The system enables self-service deployment by automatically collecting signal data, generating floor plans, and optimizing network parameters without requiring specialized expertise or manual configuration, making the process accessible to users without technical expertise while maintaining optimization accuracy

Inventive Principle:
Principle #25Self-service

Solution Approach 2:

The patent introduces automated intermediary processes (machine learning models, automatic data processing systems) that mediate between raw signal data and optimization decisions, eliminating the need for specialized expertise while maintaining accurate optimization results

Inventive Principle:
Principle #24Intermediary (Mediator)

4Productivity

If automated machine learning models are used, then efficiency and accessibility are improved, but model training complexity and data requirements increase

Engineering Contradiction:
Improveoptimization efficiencyVSAvoidmodel training complexity
Core Design Contradiction:
ProductivityVSDevice complexity

Solution Approach 1:

The system performs preliminary automated data collection and processing before optimization begins, automatically gathering signal strength data from multiple access points and generating floor plans in advance, which eliminates time-consuming manual measurement and configuration processes

Inventive Principle:
Principle #10Preliminary action

Solution Approach 2:

The patent creates automated copies of network data and environments through digital signal collection and virtual floor plan generation, replacing the need for physical manual measurement and configuration processes, thereby reducing planning time while maintaining coverage optimization reliability

Inventive Principle:
Principle #26Copying

Data Source

PatentUS20250113234A1Inter-technology and inter-frequency machine learning-propagation systems and methods
Publication Date: 2025.04.03 EKAHAU OY
  • US20250113234A1 patent drawing
  • US20250113234A1 patent drawing
  • US20250113234A1 patent drawing

AI summary

The devices, systems, and methods described herein are directed to using data associated with a wireless network operational area to train a machine learning model, where the data includes one or more signal characteristic measurement values.

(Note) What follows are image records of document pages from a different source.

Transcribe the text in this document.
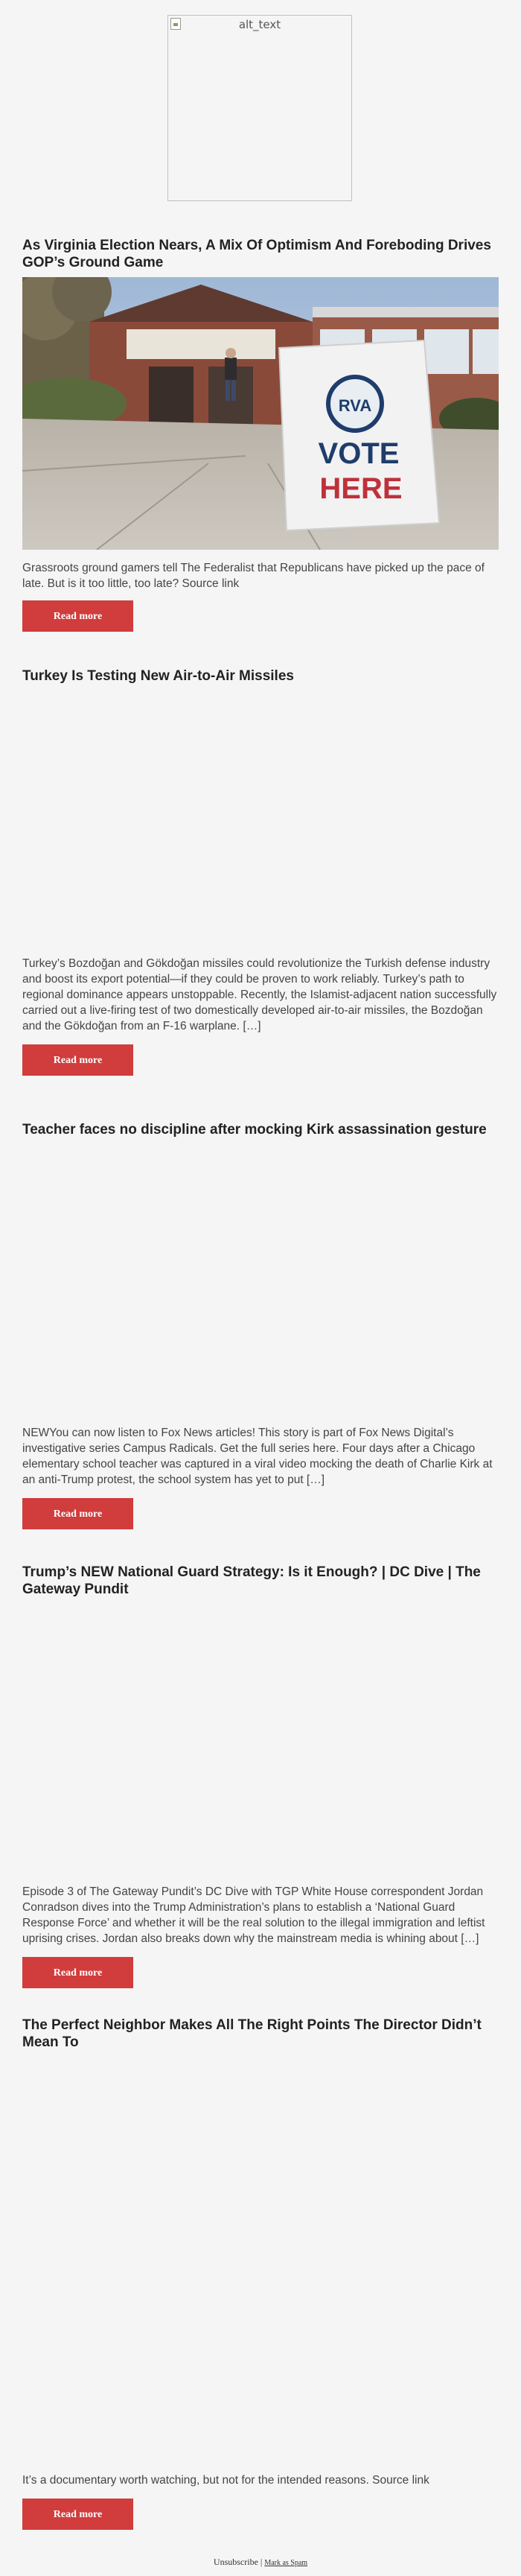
alt_text
As Virginia Election Nears, A Mix Of Optimism And Foreboding Drives GOP’s Ground Game
RVA
VOTE
HERE

Grassroots ground gamers tell The Federalist that Republicans have picked up the pace of late. But is it too little, too late? Source link

Read more
Turkey Is Testing New Air-to-Air Missiles

Turkey’s Bozdoğan and Gökdoğan missiles could revolutionize the Turkish defense industry and boost its export potential—if they could be proven to work reliably. Turkey’s path to regional dominance appears unstoppable. Recently, the Islamist-adjacent nation successfully carried out a live-firing test of two domestically developed air-to-air missiles, the Bozdoğan and the Gökdoğan from an F-16 warplane. […]

Read more
Teacher faces no discipline after mocking Kirk assassination gesture

NEWYou can now listen to Fox News articles! This story is part of Fox News Digital’s investigative series Campus Radicals. Get the full series here. Four days after a Chicago elementary school teacher was captured in a viral video mocking the death of Charlie Kirk at an anti-Trump protest, the school system has yet to put […]

Read more
Trump’s NEW National Guard Strategy: Is it Enough? | DC Dive | The Gateway Pundit

Episode 3 of The Gateway Pundit’s DC Dive with TGP White House correspondent Jordan Conradson dives into the Trump Administration’s plans to establish a ‘National Guard Response Force’ and whether it will be the real solution to the illegal immigration and leftist uprising crises. Jordan also breaks down why the mainstream media is whining about […]

Read more
The Perfect Neighbor Makes All The Right Points The Director Didn’t Mean To

It’s a documentary worth watching, but not for the intended reasons. Source link

Read more
Unsubscribe | Mark as Spam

The trained machine learning model is used to build a signal propagation model for the wireless network operational area. In some examples, the machine learning model is trained based on signals transmitted in accordance with a first radio access technology (RAT), and the signal propagation model is built for signals transmitted in accordance with a second RAT using the trained machine learning model. In further examples, the machine learning model is trained based on signals transmitted within a first set of frequency bands, and the signal propagation model is built for signals to be transmitted over a second set of frequency bands using the trained machine learning model.